I just bought the 726 OE tonight for my 76 year old Dad. I also have a 5 year old 726 TE that's very similar. When showing him how to operate it I noticed that both wheels are powered (posi) making it extremely difficult to turn. My 726 TE has only one wheel that is powered which makes it easy to turn. Is there a way of disengaging the posi traction and go to single wheel traction? or is there something wrong with unit? 

thanks


----------



## bwdbrn1 (Nov 24, 2010)

Some models are strictly posi-traction, others, as you've found, can be switched from two wheel drive to one wheel drive. That does make them easier to turn, but also limits the traction it will have. Your 726 TE probably has two holes in the axel. This allows the clic pin to either be inserted through the wheel first and then the axel, making it two wheel drive.

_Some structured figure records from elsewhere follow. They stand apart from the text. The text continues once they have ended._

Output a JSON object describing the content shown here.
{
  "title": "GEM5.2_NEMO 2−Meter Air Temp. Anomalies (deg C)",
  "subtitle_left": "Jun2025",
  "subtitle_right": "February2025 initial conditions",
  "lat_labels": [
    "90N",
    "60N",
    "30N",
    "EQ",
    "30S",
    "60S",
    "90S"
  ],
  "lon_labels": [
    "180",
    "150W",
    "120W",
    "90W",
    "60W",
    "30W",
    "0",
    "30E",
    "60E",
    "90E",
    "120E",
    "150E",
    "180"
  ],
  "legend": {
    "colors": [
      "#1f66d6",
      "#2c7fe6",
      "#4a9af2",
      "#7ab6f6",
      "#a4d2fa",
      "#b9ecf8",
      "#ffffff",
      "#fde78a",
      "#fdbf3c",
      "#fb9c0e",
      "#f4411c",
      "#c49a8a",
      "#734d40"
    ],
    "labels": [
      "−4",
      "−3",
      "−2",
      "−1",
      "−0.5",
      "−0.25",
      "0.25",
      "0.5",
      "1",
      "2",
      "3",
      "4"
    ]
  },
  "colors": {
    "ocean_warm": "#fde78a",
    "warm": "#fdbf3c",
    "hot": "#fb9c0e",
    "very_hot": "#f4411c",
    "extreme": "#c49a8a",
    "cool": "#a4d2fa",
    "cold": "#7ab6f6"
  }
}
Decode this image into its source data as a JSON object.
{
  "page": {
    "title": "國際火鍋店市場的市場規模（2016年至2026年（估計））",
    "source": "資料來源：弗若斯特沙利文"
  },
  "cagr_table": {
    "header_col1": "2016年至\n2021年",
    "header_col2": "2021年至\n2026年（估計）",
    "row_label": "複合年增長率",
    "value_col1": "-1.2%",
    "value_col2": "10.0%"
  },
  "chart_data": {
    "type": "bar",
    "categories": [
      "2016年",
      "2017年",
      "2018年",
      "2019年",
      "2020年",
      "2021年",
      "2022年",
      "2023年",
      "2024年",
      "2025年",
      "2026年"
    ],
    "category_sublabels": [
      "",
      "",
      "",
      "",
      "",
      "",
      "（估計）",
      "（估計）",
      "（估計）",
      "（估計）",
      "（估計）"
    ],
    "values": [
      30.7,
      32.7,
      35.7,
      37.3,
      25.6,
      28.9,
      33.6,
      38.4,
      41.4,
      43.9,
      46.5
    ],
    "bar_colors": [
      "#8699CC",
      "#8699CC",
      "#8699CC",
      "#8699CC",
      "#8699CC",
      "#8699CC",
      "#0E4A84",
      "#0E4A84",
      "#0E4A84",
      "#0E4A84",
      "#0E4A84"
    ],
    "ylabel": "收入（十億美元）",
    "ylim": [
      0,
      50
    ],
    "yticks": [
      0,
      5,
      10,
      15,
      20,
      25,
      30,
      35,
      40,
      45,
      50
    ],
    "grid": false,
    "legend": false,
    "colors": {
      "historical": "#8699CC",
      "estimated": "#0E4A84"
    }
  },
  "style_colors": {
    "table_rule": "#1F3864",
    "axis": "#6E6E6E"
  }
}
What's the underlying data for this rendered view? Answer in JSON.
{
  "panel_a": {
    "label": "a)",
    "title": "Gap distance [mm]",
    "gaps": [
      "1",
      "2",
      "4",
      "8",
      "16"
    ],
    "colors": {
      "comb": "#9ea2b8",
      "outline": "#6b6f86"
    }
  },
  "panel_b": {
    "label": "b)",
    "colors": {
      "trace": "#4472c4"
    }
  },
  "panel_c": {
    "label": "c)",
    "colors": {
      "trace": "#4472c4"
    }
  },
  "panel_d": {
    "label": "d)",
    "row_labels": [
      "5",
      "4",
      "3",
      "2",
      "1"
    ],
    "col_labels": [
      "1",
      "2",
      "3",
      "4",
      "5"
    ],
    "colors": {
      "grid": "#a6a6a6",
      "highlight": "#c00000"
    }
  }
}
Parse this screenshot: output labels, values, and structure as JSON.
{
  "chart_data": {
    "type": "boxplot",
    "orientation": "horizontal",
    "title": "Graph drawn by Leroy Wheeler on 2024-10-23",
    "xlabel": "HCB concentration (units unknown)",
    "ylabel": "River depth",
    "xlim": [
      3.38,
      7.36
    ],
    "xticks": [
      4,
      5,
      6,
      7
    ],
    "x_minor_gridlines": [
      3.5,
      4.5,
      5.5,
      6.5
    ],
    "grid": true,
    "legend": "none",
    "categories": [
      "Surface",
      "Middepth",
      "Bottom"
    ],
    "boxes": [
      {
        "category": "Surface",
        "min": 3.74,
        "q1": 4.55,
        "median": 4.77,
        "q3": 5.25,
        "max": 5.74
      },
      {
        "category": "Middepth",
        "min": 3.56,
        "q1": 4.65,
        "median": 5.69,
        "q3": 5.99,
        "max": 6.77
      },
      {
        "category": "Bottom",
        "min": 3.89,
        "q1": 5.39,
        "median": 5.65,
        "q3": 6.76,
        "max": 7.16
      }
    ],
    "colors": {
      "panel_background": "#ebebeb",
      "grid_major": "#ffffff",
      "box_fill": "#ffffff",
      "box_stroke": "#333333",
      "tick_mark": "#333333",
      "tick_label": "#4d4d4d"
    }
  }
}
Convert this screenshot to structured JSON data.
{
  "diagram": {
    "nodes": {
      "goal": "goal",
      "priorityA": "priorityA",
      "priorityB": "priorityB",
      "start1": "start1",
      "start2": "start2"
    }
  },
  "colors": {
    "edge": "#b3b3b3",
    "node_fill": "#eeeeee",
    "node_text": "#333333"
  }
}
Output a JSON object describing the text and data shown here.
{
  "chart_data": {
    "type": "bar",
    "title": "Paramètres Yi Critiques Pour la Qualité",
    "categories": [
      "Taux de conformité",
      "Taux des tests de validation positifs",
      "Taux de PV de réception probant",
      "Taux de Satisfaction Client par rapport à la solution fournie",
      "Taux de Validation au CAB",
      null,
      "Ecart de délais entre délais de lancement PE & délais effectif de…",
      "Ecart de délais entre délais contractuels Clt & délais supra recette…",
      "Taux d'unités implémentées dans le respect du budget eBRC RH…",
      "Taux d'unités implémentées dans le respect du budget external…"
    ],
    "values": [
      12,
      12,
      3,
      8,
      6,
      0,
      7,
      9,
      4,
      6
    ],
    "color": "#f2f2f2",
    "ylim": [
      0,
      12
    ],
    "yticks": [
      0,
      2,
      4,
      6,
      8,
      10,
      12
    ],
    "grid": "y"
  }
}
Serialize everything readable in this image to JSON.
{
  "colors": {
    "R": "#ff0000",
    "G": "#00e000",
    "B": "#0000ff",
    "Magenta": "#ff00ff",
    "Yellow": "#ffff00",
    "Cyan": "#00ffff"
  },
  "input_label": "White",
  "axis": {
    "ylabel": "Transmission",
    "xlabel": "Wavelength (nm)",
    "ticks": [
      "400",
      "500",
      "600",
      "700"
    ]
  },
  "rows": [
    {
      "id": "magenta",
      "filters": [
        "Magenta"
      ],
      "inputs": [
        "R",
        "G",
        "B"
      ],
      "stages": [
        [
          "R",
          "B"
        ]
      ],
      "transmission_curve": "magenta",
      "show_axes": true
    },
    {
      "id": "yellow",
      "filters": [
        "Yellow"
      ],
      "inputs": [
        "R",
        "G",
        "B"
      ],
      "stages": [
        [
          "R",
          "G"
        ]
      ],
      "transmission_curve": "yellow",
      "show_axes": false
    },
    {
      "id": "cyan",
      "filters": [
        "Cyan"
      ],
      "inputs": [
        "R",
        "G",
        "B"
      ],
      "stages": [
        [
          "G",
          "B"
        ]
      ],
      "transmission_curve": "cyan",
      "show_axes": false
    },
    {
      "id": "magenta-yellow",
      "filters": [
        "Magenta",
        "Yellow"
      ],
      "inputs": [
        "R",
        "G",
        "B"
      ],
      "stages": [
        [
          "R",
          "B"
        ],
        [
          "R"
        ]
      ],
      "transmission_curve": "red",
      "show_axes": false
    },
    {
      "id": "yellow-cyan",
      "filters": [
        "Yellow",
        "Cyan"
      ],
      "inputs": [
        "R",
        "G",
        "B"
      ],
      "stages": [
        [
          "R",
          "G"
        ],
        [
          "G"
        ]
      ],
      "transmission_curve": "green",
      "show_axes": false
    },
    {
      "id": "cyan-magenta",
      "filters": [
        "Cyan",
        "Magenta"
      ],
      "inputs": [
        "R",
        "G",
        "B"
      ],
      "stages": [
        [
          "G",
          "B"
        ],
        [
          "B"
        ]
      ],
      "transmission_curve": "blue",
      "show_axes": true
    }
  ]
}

A second hole in the axel outside of the wheel hub allows that wheel to spin free of the axel when the clic pin is inserted through it, and that's what makes it easier to turn. 

Compare your dad's to yours, you may find that his may not have that second hole, or the pin just needs to be moved to the outer one to allow the wheel to turn free of the axel.


----------



## CharlesW (Oct 13, 2010)

82nd Airborne said:


> I just bought the 726 OE tonight for my 76 year old Dad. I also have a 5 year old 726 TE that's very similar. When showing him how to operate it I noticed that both wheels are powered (posi) making it extremely difficult to turn. My 726 TE has only one wheel that is powered which makes it easy to turn. Is there a way of disengaging the posi traction and go to single wheel traction? or is there something wrong with unit?
> 
> thanks


There is most likely a click pin where the wheel hub attaches to the axle. The pin can be installed so it locks the wheel to the axle or lets it turn freely.
On my old 2 stage, both axles have the pins so you can choose which wheel drives if you don't want both of them powered.


----------



## 82nd Airborne (Jan 12, 2011)

thanks for the help guys. I'll take a look at it later today and hopefully correct the problem.


----------